Giovanni Falcone, Sebastiano Ardita, Nino Di Matteo e Nicola Gratteri: continuità e differenze contestuali sullo sfondo dell’unità della magistratura. Strumenti di comprensione e complessità dei temi giuridici nel dibattito pubblico

a cura di Mimma Cucinotta

Mentre il Parlamento italiano approva, il 30 ottobre 2025, la riforma sulla separazione delle carriere nella magistratura, il pensiero di Giovanni Falcone viene spesso richiamato nel dibattito pubblico, talvolta in modo non pienamente coerente con le sue posizioni originarie , in particolare, a un modello istituzionale che egli aveva chiaramente rifiutato.

Falcone parlava di funzioni, di responsabilità e di unità dell’ordine giudiziario, non di carriere separate.

Una distinzione fondamentale che rischia di andare perduta nella retorica politica odierna.

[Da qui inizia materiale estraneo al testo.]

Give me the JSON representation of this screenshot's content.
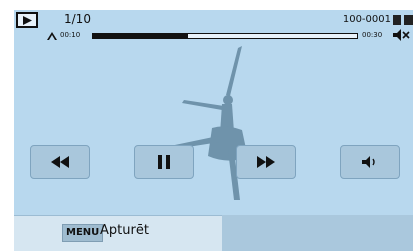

Il riferimento al suo nome è divenuto ricorrente soprattutto a partire dal 2024, con la presentazione della riforma costituzionale diretta a istituire due Consigli Superiori della Magistratura distinti e percorsi professionali separati per giudici e pubblici ministeri. Tale richiamo si è progressivamente esteso anche all’opinione pubblica, spesso influenzata dalla rappresentazione mediatica piuttosto che da una conoscenza approfondita e diretta del pensiero e dell’esperienza del magistrato.

Il pensiero di Falcone, quando utilizzato come argomento di legittimazione politica e sottoposto a una serie di interpretazioni, merita certamente una valutazione giuridica e filologica. Come osservato due anni fa nell’editoriale del magistrato Armando Spataro pubblicato su La Magistratura (n. 2/2023), tali distorsioni producono un “capovolgimento semantico del pensiero falconiano”, riducendolo a uno slogan funzionale a riforme che ne tradiscono la ratio originaria.

Nel contesto che cerchiamo di presentare, fondamentale appare ricordare la figura di Giovanni Falcone. Nato a Palermo il 18 maggio 1939, tra i più grandi magistrati italiani del Novecento, rappresenta una delle personalità più alte della storia repubblicana. Il suo nome è indissolubilmente legato alla lotta contro Cosa Nostra, alla costruzione di un metodo d’indagine innovativo e al senso profondo della giustizia. La sua morte, avvenuta il 23 maggio 1992 nella Strage di Capaci (Palermo) insieme alla moglie Francesca Morvillo, anche magistrato, e agli agenti di scorta Vito SchifaniRocco Dicillo e Antonio Montinaro, segnò profondamente la storia del Paese. Quell’attentato, così impietosamente orchestrato, tentò di spegnere una visione della giustizia fondata sulla competenza, sulla responsabilità e sull’indipendenza.

Falcone concepiva la magistratura come un’istituzione di servizio e non come una corporazione chiusa. In una delle sue ultime interviste, rilasciata a Micromega nel 1991, dichiarava che “la magistratura non deve essere una casta, ma una funzione dello Stato al servizio dei cittadini”. La sua osservazione era radicata nell’articolo 104 della Costituzione, dove l’unità dell’ordine giudiziario è garanzia e non minaccia per l’equilibrio democratico. Difendere questa unità significava garantire al giudice e al pubblico ministero la possibilità di operare senza condizionamenti esterni, politici o amministrativi.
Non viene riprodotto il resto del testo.